Cela fait déjà deux ans que j’essaye toutes les idées qui me passent par la tête pour comprendre comment utiliser Twitter dans les meilleures conditions. Je le fais sous l’angle des Usages Individuels comme sous l’angle des Usages Corporates. J’ai déjà créé plusieurs comptes, en ai porté deux en parallèle (un en Français et un en Anglais) avant de renoncer, eu plus de 3000 followings avant de redescendre à une trentaine, eu plus de 2000 followers avant d’abandonner ce compte pour en créer un nouveau un peu plus propre (qui devrait lui aussi passer les 2000 followers dans les semaines qui viennent sans que je sache exactement pourquoi), mis en place des Auto-Follow et des Auto-DM avant de supprimer tous ces trucs de Bots, fait de grands ménages sauvages avec des outils de gestion de masse, recherché des critères pour suivre les gens (comme par exemple d’accepter tous ceux qui me parlaient réellement ou ceux qui utilisaient mes 2 ou 3 hashtags préférés), etc…

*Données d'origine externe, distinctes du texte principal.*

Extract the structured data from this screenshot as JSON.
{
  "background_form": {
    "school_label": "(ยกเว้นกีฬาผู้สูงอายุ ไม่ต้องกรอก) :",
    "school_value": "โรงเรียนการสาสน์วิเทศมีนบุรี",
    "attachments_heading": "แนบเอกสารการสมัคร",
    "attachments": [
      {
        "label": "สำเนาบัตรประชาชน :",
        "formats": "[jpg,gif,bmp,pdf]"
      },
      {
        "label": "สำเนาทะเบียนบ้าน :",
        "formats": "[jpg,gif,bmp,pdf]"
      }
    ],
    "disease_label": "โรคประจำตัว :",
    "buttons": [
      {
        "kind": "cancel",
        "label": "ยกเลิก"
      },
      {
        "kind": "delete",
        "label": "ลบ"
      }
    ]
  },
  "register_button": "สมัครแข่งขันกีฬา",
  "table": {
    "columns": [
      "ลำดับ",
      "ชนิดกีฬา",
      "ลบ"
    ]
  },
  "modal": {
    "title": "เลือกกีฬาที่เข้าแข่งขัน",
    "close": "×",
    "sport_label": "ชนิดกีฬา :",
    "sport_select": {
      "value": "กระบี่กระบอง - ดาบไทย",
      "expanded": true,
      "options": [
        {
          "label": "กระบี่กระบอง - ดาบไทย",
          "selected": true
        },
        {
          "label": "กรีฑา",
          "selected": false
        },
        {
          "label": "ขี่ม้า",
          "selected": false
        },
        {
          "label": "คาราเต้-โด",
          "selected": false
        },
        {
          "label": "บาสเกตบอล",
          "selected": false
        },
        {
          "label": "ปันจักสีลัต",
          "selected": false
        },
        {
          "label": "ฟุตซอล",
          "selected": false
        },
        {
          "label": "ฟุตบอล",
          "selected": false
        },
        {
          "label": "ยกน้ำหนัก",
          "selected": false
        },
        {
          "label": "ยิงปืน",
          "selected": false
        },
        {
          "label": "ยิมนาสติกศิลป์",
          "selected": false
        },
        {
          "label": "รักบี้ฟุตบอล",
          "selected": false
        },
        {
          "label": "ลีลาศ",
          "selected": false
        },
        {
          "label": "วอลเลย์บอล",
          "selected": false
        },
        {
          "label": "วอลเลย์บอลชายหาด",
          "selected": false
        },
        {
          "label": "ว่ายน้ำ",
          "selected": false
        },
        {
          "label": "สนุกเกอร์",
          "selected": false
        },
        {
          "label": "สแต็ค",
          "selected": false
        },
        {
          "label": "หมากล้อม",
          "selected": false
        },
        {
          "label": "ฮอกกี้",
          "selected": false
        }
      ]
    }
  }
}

Ce faisant, j’ai compris tout un tas de choses… et j’ai surtout compris que, comme pour tous les services disruptifs, il y a une place à trouver que seule l’expérience peut nous aider à définir. Peu de personnes disposent de cette maturité ; je n’en connais personnellement aucune et ce n’est pas mon cas non plus. Toujours est-il que Twitter vient d’entamer ce que l’on pourrait appeler la « Mauvaise Pente », alors que Facebook, toujours aussi critiquable après avoir soufflé sa sixième bougie, caracole en tête et bat records sur records (y compris avec des interfaces instables !)
Dans la Valley (je croyais qu’on y était mieux informés qu’ailleurs !), certains commencent même à comparer Twitter à Second Life ! Je sais, c’est très con.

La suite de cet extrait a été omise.